Le troisième auteur que nous souhaitons évoquer est décédé pendant la rédaction de cette thèse. Claudio Ciborra était professeur au département « Information Systems » (Systèmes d’information) de la London School of Economics (LSE), l’une des universités les plus renommées du monde. Ses idées peu conventionnelles ont fait de lui l’un des chercheurs les plus discutés dans le domaine ces quinze dernières années. Cette fois encore, c’est une lecture de Heidegger qui amène l’auteur de The Labyrinths of Information – Challenging the Wisdom of Systems (Les labyrinthes de l’information – contester la sagesse des systèmes) à proposer une perspective qui s’éloigne des chemins habituels de la création des systèmes d’information.

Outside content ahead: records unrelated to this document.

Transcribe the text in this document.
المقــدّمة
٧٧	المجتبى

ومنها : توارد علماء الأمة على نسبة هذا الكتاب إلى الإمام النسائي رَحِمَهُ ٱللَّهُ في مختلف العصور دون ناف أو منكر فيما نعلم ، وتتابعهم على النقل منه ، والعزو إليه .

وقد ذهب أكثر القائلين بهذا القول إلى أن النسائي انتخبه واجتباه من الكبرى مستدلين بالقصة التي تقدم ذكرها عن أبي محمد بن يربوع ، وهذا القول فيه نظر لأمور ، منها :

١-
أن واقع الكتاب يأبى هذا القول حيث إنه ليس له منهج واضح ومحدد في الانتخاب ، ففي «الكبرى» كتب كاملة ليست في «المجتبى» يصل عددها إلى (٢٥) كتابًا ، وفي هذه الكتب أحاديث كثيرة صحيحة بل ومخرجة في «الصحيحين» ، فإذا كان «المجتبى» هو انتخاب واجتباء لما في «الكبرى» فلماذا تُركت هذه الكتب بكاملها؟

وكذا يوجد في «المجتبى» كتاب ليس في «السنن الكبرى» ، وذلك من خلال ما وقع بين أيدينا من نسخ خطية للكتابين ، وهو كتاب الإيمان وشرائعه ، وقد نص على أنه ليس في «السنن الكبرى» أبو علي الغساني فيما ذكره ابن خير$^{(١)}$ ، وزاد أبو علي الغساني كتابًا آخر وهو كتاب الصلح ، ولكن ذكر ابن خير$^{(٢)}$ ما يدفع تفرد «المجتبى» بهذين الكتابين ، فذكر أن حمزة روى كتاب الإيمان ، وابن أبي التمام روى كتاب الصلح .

La cible principale de la critique est donc la même que chez les deux autres auteurs que nous venons de présenter : le rationalisme positiviste et les méthodes fonctionnalistes. Pour Ciborra – qui se revendique de cette tradition de la science de l’information qui s’intéresse surtout aux processus informationnels dans les grandes entreprises privées – la prédominance des concepts, méthodes et stratégies logico-cognitivistes n’est pas seulement responsable de l’abîme évident entre la théorie et la pratique du développement, mais également de l’échec d’un grand nombre de projets concrets.

L’erreur fondamentale se trouve, selon lui, dans la volonté du rationalisme de concevoir le monde humain à l’image des sciences de la nature. Cela le rendrait aveugle au mode d’existence des êtres humains, qui serait caractérisé plus par l’intuition et l’empathie que par l’heuristique du problem solving [Ciborra 2004a, p. 25]. Selon l’auteur, ce sont surtout les systèmes plus récents, souvent basés sur l’Internet et beaucoup plus complexes que les technologies de l’information plus traditionnelles, qui demandent un regard moins naïf et plus adapté aux situations réelles d’usage et de conception.